Sophisticated local trained models on expensive private hardware are already dunking on publicly available versions. The problem of hallucination is generally resolved in those contexts
AI can literally read minds. I don’t think it’s that great of a step to say it should be able to decompile a few games.
Idk the specifics, but what you say makes it sound like it would be easier to create an AI that recreates a game based on gameplay visuals (and the relevant controls)
What about server site executed code?
Okay, boomer here, be gentle.
So back in the ‘70s I dabbled in programming (now called “coding”, I hear). I only did higher-level languages like Fortran, Cobol, IBM Basic, but a friend had a job (at age 13!) programming in assembler. Is assembler now called assembly, or are they different?
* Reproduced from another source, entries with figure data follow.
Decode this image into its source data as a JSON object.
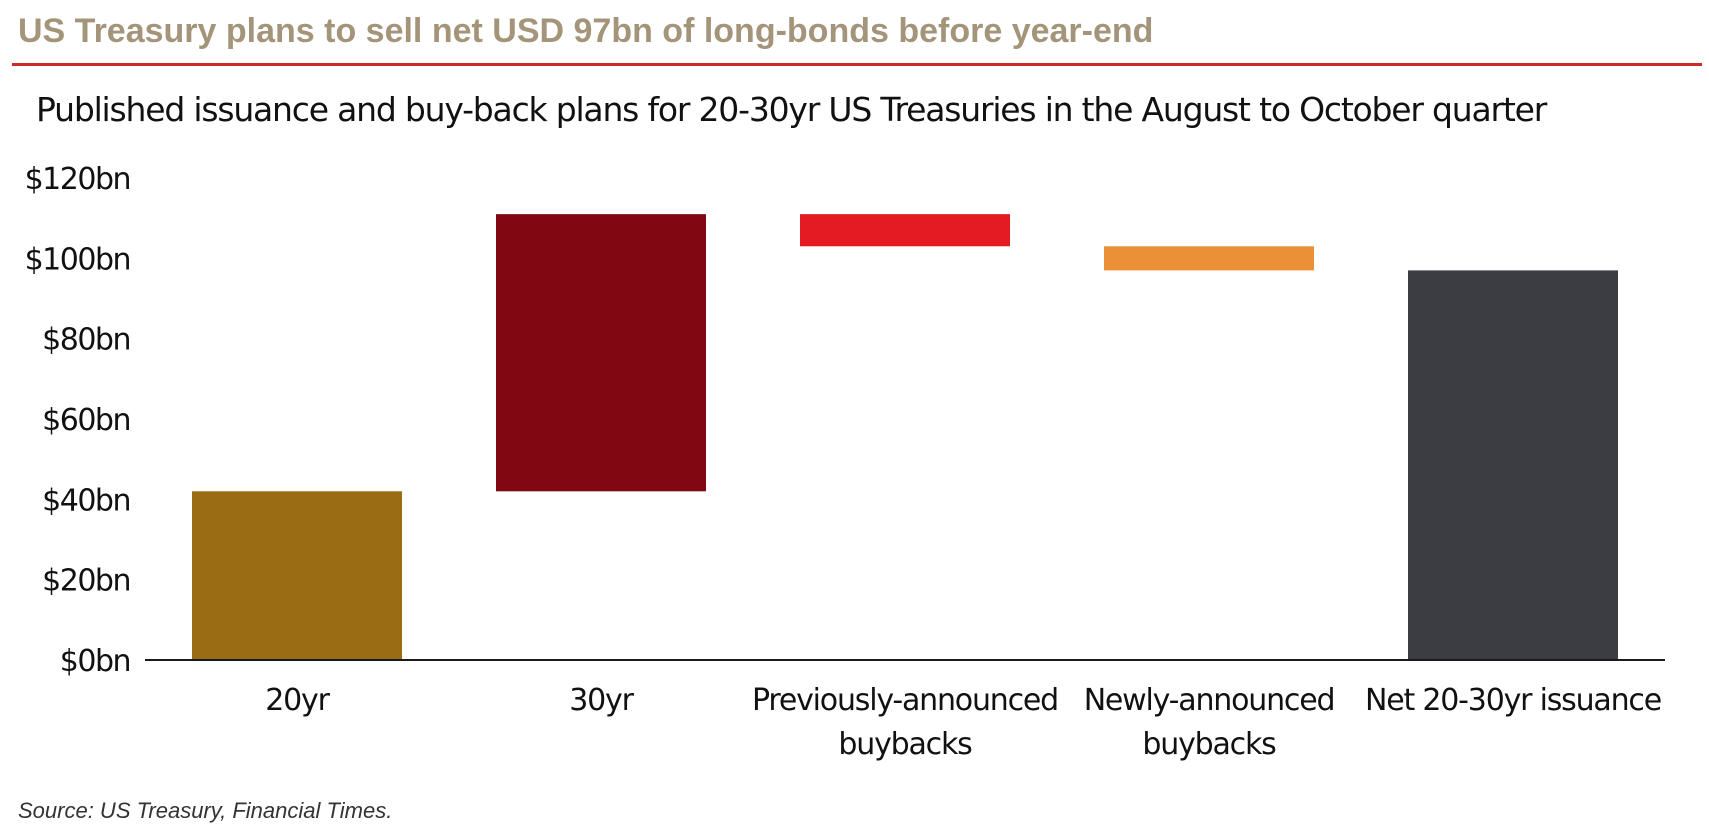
{
  "header": {
    "headline": "US Treasury plans to sell net USD 97bn of long-bonds before year-end",
    "accent_color": "#cc2b27"
  },
  "chart_data": {
    "type": "bar",
    "subtype": "waterfall",
    "title": "Published issuance and buy-back plans for 20-30yr US Treasuries in the August to October quarter",
    "xlabel": "",
    "ylabel": "",
    "ylim": [
      0,
      120
    ],
    "y_ticks": [
      {
        "value": 0,
        "label": "$0bn"
      },
      {
        "value": 20,
        "label": "$20bn"
      },
      {
        "value": 40,
        "label": "$40bn"
      },
      {
        "value": 60,
        "label": "$60bn"
      },
      {
        "value": 80,
        "label": "$80bn"
      },
      {
        "value": 100,
        "label": "$100bn"
      },
      {
        "value": 120,
        "label": "$120bn"
      }
    ],
    "grid": false,
    "legend": "none",
    "categories": [
      [
        "20yr"
      ],
      [
        "30yr"
      ],
      [
        "Previously-announced",
        "buybacks"
      ],
      [
        "Newly-announced",
        "buybacks"
      ],
      [
        "Net 20-30yr issuance"
      ]
    ],
    "bars": [
      {
        "bottom": 0,
        "top": 42,
        "color": "#9a6d15"
      },
      {
        "bottom": 42,
        "top": 111,
        "color": "#810812"
      },
      {
        "bottom": 103,
        "top": 111,
        "color": "#e41b23"
      },
      {
        "bottom": 97,
        "top": 103,
        "color": "#eb9036"
      },
      {
        "bottom": 0,
        "top": 97,
        "color": "#3b3d42"
      }
    ]
  },
  "footer": {
    "source": "Source: US Treasury, Financial Times."
  }
}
I thought that the assembler is a specific program that translates mnemonics into the corresponding machine code. Perhaps in early computing this was done by hand so a person was the assembler (and worked in assembler), but now that is handled by software (and supports various macros). So programming in assembly would generate a stream of text that must be assembled by an assembler. (Although I have heard people refer to programming in assembler as well, just not often.)
I hear people say “program in assembler” but IMO that’s wrong. I’d say you write the code in “assembly language” (or better yet, the actual architecture you’re using like “x86 assembly”) but you “assemble” it with an “assembler”. Kind of like how you could write a program in the “C language” and “compile” it with a “compiler”
No, it is wrong. Machine code is not source code.
A decompiler won’t give you the source code. Just some code that might not even necessarily work when compiled back.